Lombok Timur (ANTARA) - Pemerintah Kabupaten Lombok Timur, Provinsi Nusa Tenggara Barat (NTB) menyatakan progres pembangunan jalan multiyears telah mencapai 80 persen dari target selesai pada November 2026.

"Progres jalan multiyears 80 persen, target tuntas November 2026," kata Kepala Kabid Bina Marga Dinas Pekerjaan Umum dan Penataan Ruang (PUPR) Kabupaten Lombok Timur Aprian di Lombok Timur, Kamis.

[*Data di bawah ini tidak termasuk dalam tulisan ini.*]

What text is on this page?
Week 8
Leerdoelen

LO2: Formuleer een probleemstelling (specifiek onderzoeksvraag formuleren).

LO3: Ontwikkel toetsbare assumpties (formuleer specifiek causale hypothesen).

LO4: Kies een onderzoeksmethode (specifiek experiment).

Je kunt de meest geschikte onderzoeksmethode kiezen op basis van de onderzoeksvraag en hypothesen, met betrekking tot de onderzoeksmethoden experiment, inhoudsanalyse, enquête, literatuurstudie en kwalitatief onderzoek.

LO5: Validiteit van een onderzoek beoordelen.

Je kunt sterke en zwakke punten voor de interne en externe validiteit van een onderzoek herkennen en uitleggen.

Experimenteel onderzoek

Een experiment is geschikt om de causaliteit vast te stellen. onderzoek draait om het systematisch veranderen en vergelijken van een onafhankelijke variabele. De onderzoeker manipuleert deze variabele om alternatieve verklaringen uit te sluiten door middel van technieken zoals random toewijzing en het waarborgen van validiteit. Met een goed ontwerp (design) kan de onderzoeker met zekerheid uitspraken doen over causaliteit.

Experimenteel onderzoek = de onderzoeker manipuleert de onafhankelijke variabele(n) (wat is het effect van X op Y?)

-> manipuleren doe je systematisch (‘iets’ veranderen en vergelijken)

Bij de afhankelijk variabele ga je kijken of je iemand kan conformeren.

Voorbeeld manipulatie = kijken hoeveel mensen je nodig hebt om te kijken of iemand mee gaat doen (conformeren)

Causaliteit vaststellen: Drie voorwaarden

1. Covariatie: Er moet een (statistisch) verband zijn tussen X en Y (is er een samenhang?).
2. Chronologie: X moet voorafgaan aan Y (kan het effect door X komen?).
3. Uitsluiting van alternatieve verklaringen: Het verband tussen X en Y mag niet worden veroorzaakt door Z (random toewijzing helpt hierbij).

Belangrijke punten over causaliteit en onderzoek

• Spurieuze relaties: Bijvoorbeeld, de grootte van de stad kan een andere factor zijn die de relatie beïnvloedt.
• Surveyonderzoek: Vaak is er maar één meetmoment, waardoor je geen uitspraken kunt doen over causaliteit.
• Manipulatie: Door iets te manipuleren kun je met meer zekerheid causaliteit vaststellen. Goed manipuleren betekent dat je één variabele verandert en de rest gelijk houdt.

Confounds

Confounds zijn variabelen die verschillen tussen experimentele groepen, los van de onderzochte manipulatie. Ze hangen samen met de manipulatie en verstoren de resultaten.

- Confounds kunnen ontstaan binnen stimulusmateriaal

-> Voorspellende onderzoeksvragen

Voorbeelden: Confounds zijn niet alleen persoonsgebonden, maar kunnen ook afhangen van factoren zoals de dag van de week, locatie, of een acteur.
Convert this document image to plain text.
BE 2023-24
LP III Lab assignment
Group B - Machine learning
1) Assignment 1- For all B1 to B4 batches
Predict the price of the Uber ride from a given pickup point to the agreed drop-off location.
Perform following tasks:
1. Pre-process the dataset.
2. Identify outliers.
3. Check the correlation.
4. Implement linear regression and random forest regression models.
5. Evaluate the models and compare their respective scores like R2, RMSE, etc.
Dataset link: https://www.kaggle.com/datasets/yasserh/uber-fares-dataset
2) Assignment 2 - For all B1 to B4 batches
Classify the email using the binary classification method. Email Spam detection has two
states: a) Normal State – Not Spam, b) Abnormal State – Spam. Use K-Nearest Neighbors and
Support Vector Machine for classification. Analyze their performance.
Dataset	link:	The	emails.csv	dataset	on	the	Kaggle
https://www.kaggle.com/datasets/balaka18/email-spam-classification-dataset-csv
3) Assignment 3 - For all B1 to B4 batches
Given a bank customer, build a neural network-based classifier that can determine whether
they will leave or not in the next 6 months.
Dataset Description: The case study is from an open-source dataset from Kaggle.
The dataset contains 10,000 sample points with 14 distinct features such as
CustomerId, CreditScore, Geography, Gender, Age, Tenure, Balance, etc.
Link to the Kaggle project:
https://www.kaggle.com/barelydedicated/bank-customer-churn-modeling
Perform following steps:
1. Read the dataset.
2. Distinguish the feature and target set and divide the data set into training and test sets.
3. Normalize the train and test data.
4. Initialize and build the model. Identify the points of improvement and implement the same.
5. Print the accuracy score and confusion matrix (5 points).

Ia juga penyelesaian proyek infrastruktur jalan multiyears tersebut terus dikerjakan dan dari progres pekerjaan sudah melampaui target rencana.

"Paket satu sudah sampai 80 persen sudah dikerjakan. Paket dua sekarang 60 persen," ujarnya.

Ia menargetkan seluruh paket multiyears tuntas pada November 2026. Sementara untuk pekerjaan aspal ditargetkan selesai lebih cepat, yakni pada bulan Agustus 2026.

"Secara keseluruhan hasil lebih tinggi dari rencana. Yang buat lama itu pekerjaan minor nya seperti pasang batu," katanya.

Baca juga: Lombok Timur usulkan perbaikan jalan kepada Kementerian PU

Ia mengatakan proyek peningkatan infrastruktur jalan tersebut menyasar 20 kecamatan di Lombok Timur, kecuali Kecamatan Sembalun. Total ada sekitar 63 ruas jalan yang dikerjakan dengan sistem lapen dengan anggaran mencapai Rp250 miliar.

"Anggaran program pembangunan jalan ini mencapai Rp250 miliar," katanya.

Meski demikian, kebutuhan jalan mantap di Lombok Timur masih sangat besar, karena panjang jalan kabupaten mencapai 1.200 kilometer dan untuk memantapkan seluruhnya dibutuhkan anggaran cukup besar capai triliunan.

Baca juga: Tiga pelaku jambret di jalan raya Lombok Timur dibekuk polisi

"Yang rusak berat dan ringan mencapai 400 kilometer," tambahnya.

Terkait perbaikan jalan desa yang belum tersentuh, PUPR Lombok Timur mengaku masih menunggu alokasi anggaran dari pemerintah pusat.

"Pemerintah daerah berharap dukungan anggaran tambahan agar seluruh ruas jalan, baik kabupaten maupun desa, bisa segera diperbaiki dan mendukung kelancaran mobilitas serta perekonomian masyarakat," katanya.